Industry Minister Inaugurates Made in Saudi Expo 2025

Saudi Minister of Industry and Mineral Resources Bandar Alkhorayef inaugurated the third Made in Saudi Expo 2025 at the Riyadh International Convention and Exhibition Center in Malham, organized by the Saudi Export Development Authority through the Made in Saudi Program, with Syria’s Minister of Economy and Industry Dr. Mohammad Nidal al-Shaar in attendance.

The Syrian Arab Republic has been invited as the Guest of Honor at the exhibition, which has attracted strong participation from public and private sector organizations, as well as leading national manufacturers and industry leaders, SPA reported.

In his opening remarks, Alkhorayef emphasized that the exhibition serves as a key platform for showcasing advancements in Saudi industry, the quality of its products, and their competitiveness in local and international markets. He added that it is also an important venue for establishing strategic partnerships that support the growth of national industries.

He pointed out that the Made in Saudi Program, launched in 2021 under the esteemed patronage of HRH the Crown Prince, reflects the Kingdom's ambition to become a leading industrial power. Achieving this goal involves building consumer trust in its products and services in both domestic and global markets by nurturing local talent and innovation, promoting national products, and strengthening companies’ capabilities to expand internationally.

He also highlighted that Saudi non-oil exports have achieved remarkable success, reaching SAR515 billion in 2024, with historic results in the first half of 2025, demonstrating the highest half-year value of SAR307 billion.
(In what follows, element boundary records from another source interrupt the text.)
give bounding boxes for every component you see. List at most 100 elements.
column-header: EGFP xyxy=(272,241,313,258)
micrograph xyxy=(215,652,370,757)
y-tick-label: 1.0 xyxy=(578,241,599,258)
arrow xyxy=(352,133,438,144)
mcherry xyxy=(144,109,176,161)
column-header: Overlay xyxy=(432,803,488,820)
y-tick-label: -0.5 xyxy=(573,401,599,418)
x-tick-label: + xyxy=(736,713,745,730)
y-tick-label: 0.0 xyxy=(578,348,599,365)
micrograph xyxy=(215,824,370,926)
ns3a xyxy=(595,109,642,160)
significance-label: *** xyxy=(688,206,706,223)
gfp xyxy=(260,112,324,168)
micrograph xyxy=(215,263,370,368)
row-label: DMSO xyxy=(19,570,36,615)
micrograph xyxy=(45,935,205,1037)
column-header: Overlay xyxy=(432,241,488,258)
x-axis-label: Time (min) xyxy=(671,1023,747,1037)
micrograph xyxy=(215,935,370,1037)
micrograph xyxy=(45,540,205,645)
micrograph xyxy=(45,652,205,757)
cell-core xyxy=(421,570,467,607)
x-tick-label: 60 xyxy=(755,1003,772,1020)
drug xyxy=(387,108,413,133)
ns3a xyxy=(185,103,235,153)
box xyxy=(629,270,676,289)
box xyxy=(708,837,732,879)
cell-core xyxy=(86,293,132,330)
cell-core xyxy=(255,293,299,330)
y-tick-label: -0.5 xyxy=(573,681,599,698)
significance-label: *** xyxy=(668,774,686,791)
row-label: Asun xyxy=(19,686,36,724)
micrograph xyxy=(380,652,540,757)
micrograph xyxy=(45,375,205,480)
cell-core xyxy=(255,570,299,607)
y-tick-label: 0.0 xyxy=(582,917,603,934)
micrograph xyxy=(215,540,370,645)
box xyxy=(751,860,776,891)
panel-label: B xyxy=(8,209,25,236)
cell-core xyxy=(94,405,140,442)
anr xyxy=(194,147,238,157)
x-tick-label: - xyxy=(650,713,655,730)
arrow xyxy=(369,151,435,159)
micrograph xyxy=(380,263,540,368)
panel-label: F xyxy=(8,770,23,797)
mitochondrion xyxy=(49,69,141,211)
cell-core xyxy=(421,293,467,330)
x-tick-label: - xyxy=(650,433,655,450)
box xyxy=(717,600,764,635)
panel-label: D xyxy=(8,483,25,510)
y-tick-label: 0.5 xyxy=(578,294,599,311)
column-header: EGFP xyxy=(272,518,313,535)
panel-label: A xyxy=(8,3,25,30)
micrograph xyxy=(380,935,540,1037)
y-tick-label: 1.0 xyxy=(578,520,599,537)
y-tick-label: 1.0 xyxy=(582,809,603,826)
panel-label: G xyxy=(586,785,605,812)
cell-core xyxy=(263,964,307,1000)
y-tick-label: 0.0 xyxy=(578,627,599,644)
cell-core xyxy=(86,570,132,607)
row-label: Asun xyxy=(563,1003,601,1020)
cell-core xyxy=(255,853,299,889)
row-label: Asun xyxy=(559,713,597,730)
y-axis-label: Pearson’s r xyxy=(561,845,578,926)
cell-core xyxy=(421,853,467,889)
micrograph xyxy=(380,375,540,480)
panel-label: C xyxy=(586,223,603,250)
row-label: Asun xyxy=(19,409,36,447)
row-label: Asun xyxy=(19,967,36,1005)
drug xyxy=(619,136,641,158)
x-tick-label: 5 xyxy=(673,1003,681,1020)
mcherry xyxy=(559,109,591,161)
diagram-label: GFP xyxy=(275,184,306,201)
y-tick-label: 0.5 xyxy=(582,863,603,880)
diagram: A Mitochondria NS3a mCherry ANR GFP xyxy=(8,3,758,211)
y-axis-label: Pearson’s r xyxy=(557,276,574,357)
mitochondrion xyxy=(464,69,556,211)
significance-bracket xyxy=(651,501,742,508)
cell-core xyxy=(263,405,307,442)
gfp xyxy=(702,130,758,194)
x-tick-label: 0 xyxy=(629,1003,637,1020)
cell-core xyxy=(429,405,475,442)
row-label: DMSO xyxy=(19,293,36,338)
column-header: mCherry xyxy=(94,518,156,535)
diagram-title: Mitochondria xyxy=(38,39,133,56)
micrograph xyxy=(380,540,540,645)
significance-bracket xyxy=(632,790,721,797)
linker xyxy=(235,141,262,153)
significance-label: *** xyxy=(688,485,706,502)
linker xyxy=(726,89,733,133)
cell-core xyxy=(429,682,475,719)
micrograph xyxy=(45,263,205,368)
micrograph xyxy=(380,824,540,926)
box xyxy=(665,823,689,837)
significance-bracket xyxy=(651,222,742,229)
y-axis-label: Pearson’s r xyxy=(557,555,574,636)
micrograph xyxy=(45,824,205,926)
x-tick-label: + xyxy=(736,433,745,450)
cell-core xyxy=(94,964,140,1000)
These figures underscore the industry’s vital role in diversifying the national economy in line with the objectives of Saudi Vision 2030.

The opening ceremony also welcomed the Syrian Arab Republic as this year’s Guest of Honor, highlighting the participation of more than 25 Syrian companies to present opportunities for industrial cooperation and integration, reflecting the strong fraternal ties between the two nations.

Alongside the exhibition, over 25 workshops are being conducted, while more than 50 memoranda of understanding are set to be signed.